Apparently he had lost the ability to look at the watch on his arm.

“Ten after five,” I finally said.

“Turn around, we’s gotta git to the Sizzlin!” he said, referring to the Western Sizzlin’.

“I have to get back to work,” I said.

We argued all the way back to Langford. Squiggy wanted me to drive him while I countered with needing to get to work.

When we pulled up in front of the Review’s office, he was still sulking and wouldn’t say anything.

“See you guys later,” I said. Squiggy ignored me. Mule waved and smiled. He had beer foam all around his mouth.

There were about twenty messages waiting for me on the desk. I was going through the list when I heard the front door ring. There’s a cattle bell attached to alert everybody when a customer entered.

I looked up and saw Mule walking in. He looked a little sad.

“Squiggy made me git out!” he said. “He told me I had to stay with the other jerk.”

Mule sat down at my desk. I continued to check my messages as Mule sat in the chair opposite of me, whistling away.

He stopped whistling and I looked up. Mule had a strange look on his face.
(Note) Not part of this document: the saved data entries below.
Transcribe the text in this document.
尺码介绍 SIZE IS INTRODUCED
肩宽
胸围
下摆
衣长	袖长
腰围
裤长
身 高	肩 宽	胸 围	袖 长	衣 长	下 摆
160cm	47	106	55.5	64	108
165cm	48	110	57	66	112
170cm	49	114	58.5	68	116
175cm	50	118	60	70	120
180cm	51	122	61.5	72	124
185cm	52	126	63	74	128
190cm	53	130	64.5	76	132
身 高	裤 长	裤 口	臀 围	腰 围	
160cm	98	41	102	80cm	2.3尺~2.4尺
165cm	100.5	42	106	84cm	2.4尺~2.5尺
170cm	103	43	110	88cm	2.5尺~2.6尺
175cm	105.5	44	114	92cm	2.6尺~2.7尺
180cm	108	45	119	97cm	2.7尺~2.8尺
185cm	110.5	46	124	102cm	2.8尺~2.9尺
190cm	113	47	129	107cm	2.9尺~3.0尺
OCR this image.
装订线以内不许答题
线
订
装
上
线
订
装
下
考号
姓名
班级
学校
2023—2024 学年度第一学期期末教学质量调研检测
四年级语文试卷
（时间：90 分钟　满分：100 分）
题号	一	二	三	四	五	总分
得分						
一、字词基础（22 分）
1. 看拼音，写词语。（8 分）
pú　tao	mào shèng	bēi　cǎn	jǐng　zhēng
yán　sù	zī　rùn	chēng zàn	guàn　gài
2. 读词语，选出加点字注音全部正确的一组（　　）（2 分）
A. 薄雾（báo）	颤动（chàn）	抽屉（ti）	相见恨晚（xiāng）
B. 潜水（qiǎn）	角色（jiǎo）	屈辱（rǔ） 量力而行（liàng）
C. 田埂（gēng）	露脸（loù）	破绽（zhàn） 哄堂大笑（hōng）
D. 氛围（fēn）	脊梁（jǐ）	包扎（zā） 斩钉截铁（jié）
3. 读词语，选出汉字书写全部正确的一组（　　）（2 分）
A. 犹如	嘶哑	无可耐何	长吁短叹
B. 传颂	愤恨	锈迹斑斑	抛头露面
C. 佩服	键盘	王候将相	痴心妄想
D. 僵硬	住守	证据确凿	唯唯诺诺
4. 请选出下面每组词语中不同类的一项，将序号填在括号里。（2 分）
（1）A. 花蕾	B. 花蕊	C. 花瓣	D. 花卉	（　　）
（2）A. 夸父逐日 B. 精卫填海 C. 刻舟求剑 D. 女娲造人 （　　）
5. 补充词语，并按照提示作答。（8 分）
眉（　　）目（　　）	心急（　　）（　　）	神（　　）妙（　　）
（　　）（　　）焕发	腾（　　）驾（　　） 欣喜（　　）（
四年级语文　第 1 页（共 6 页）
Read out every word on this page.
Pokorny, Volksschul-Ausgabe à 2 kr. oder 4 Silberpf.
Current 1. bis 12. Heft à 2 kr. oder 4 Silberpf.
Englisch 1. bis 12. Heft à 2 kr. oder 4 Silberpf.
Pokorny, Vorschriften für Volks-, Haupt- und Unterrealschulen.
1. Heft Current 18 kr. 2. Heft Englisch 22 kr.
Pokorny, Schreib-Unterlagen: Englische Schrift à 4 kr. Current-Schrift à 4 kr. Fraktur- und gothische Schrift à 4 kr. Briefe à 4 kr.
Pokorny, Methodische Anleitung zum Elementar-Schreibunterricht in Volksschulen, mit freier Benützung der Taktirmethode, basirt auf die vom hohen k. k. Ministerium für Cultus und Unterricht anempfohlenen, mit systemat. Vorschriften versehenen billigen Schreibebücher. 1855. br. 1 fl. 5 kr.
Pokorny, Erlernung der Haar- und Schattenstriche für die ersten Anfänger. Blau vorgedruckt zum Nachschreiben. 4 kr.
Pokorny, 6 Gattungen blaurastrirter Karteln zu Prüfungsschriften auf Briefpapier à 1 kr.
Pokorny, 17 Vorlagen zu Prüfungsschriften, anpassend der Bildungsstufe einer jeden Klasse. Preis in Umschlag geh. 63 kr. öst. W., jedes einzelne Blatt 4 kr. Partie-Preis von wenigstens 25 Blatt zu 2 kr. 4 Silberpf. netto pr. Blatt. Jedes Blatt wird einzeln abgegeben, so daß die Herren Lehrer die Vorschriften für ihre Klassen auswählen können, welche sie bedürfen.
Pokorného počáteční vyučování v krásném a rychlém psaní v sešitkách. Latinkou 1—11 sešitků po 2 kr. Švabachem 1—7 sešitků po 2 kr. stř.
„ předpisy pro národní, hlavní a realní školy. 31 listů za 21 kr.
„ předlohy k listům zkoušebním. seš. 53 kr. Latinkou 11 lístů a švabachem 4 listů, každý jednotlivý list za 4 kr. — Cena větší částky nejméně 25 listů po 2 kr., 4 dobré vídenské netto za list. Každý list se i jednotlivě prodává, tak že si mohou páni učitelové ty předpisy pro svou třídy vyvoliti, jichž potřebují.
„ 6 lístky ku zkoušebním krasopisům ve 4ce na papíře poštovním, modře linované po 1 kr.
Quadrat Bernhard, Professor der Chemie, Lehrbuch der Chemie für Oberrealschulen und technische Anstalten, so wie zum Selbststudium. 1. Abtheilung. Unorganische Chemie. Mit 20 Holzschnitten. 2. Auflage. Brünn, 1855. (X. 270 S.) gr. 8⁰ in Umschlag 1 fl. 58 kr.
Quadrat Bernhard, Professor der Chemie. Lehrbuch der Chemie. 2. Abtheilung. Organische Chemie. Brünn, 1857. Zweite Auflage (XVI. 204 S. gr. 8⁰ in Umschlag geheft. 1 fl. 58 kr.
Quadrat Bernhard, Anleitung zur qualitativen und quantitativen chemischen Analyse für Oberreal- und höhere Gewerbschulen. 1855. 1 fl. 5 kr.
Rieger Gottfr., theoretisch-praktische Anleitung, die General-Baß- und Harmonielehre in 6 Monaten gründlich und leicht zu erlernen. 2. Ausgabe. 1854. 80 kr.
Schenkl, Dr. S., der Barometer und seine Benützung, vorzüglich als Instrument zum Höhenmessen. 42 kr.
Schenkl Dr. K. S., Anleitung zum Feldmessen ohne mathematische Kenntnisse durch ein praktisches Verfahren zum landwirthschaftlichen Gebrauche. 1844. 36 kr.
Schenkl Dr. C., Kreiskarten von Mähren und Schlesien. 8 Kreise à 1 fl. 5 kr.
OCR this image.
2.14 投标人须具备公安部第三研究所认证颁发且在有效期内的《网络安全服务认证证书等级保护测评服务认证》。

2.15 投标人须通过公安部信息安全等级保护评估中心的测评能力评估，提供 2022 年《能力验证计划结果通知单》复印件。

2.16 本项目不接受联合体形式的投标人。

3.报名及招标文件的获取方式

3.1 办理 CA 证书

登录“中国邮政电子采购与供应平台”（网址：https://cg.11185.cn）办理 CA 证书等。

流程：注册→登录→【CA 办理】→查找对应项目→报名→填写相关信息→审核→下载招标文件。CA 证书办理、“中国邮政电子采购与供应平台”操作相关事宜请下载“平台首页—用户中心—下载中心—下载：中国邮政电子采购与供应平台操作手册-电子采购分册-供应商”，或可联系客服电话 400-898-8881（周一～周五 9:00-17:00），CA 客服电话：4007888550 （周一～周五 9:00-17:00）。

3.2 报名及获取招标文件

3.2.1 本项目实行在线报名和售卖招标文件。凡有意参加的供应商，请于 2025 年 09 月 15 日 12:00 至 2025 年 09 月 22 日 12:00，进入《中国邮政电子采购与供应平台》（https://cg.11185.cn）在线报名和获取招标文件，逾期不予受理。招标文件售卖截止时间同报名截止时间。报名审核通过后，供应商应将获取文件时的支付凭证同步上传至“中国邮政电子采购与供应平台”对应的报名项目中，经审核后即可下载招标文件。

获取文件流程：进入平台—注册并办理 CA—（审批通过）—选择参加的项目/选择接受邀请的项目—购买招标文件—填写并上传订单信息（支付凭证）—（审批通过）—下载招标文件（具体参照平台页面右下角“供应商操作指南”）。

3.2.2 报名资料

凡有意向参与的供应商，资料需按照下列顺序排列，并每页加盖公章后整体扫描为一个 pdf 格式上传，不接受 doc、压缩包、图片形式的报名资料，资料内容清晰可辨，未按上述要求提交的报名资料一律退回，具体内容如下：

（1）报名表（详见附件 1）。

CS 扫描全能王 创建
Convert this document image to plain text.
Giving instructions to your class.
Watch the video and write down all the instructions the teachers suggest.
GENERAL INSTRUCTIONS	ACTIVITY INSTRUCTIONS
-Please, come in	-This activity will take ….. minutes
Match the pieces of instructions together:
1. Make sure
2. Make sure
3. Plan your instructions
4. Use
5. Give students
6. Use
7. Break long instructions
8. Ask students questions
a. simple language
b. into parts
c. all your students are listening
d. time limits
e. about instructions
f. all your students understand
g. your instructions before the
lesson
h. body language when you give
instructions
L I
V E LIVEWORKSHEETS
“What’s wrong?” I asked. “Do you need to use the bathroom?”

“Naw, I dids that out front,” he said. Great, I’m sure that was a great attraction. All businesses need some guy taking a leak out front. “I was just a wonderin.”

“What were you wondering?” I asked, while wishing he would go away. I thought about asking Nancy to take him home, but was afraid she would never be the same.

“I member de Beef Critter was at the bar last night,” he said. Mule had my attention. “She was a dirty dancing wif some fake cowboy.”

“Did you know him?”

“Naw, but he must’ve liked it cuz I saw dem leave. Ya reckon that guy that picked her up might’ve had anything to do wif her a gittin shot?”